2016年12月16日
撮影隊がやってきた 0 0 0
名だたる観光名所を舞台に飛び切りの美女と束の間のロマンス・スリルを味わう定番映画;日本だったらフーテンの寅さん、そのワールドワイド版なら「007」です。「You Only Live Twice」は今から50年も前に日本で撮影が行われた異色の007作品。この作品でアストンマーチンDB-5に代わってボンド・カーの大役(厳密には若林映子カ―で、ボンドは助手席に乗車のみ)を射止めたのが、当時開発の最終段階にあったトヨタ2000GT=特注スパイダーでした。
日本で行われたロケの大部分は今の南さつま市(鹿児島県)を中心に行われました。秘密結社スペクターが極秘に建設した宇宙船捕獲ロケット発射基地 (小さな無人島、「沖秋目島」の設定・・・火口の撮影場所は霧島連山の新燃岳)を捜査するため、日本人漁師に変装したイギリス諜報部員ジェームス。現地の若い海女(浜美枝)と偽装結婚して潜入捜査を続けます。その舞台となったのが、ひなびた小さな漁村、秋目(あきめ・坊津町;当時)でした。ここを舞台にスペクターの秘密基地や南シナ海の美しい海がふんだんにフィルムに収められています。枕崎市街からさらにドライブすること数十km、今よりアクセスが不便だったと思われる半世紀も前に専属シェフも含む、100人もの撮影隊が二カ月間ここに寝起きして、重要なシーンの数々を撮影しました。
撮影に参加したエキストラも地元や博多の大勢の女性たち、全世界で公開される娯楽超大作映画が(鹿児島市からも遠く離れた)こんなに静かな場所で行われていたとは驚きです。
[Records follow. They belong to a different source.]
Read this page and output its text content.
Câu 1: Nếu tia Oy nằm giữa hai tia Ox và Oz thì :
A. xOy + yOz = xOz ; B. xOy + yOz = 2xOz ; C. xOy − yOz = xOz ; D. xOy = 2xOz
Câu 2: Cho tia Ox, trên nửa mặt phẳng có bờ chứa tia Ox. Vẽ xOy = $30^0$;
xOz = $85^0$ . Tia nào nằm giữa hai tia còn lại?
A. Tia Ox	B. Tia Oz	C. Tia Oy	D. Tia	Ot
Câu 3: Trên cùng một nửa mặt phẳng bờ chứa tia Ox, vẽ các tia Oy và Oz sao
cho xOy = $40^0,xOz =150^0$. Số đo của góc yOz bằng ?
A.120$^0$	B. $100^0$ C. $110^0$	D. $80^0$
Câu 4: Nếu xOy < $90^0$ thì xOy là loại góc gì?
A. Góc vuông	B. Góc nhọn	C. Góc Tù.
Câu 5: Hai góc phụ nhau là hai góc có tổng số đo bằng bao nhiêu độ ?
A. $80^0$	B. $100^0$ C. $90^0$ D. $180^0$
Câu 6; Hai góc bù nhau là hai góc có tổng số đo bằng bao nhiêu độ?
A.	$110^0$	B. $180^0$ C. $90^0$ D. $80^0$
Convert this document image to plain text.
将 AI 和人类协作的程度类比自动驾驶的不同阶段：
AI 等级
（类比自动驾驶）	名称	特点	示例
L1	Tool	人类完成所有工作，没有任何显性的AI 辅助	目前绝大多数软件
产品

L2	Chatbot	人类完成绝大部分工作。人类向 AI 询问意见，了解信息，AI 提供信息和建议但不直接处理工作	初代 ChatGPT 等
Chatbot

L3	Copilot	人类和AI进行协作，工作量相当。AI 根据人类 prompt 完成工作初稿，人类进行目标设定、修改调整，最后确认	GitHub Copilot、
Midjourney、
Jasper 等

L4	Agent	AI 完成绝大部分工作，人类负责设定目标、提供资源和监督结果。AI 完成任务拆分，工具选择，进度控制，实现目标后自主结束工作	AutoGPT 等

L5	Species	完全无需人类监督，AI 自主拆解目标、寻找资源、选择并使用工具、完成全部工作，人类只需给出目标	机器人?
今、当時の興奮を連想させるものと言えば美しい景色とこの記念碑だけ。
最近の作品では長崎、軍艦島で撮影された「スカイフォール」のワンシーンが話題になりましたが、設定はあくまでもマカオ沖の海外。国内のロケ地としてはこちらの方がマニアの位置付けもはるかに高いようで、地元の人々は撮影当時の盛況を懐かしく思い出しているようです。秋目湾に面した静かな景色はほぼあの頃のまま。路傍に割とひっそりと建つこんな記念碑に気づかず通り過ぎる人も少なくないようです。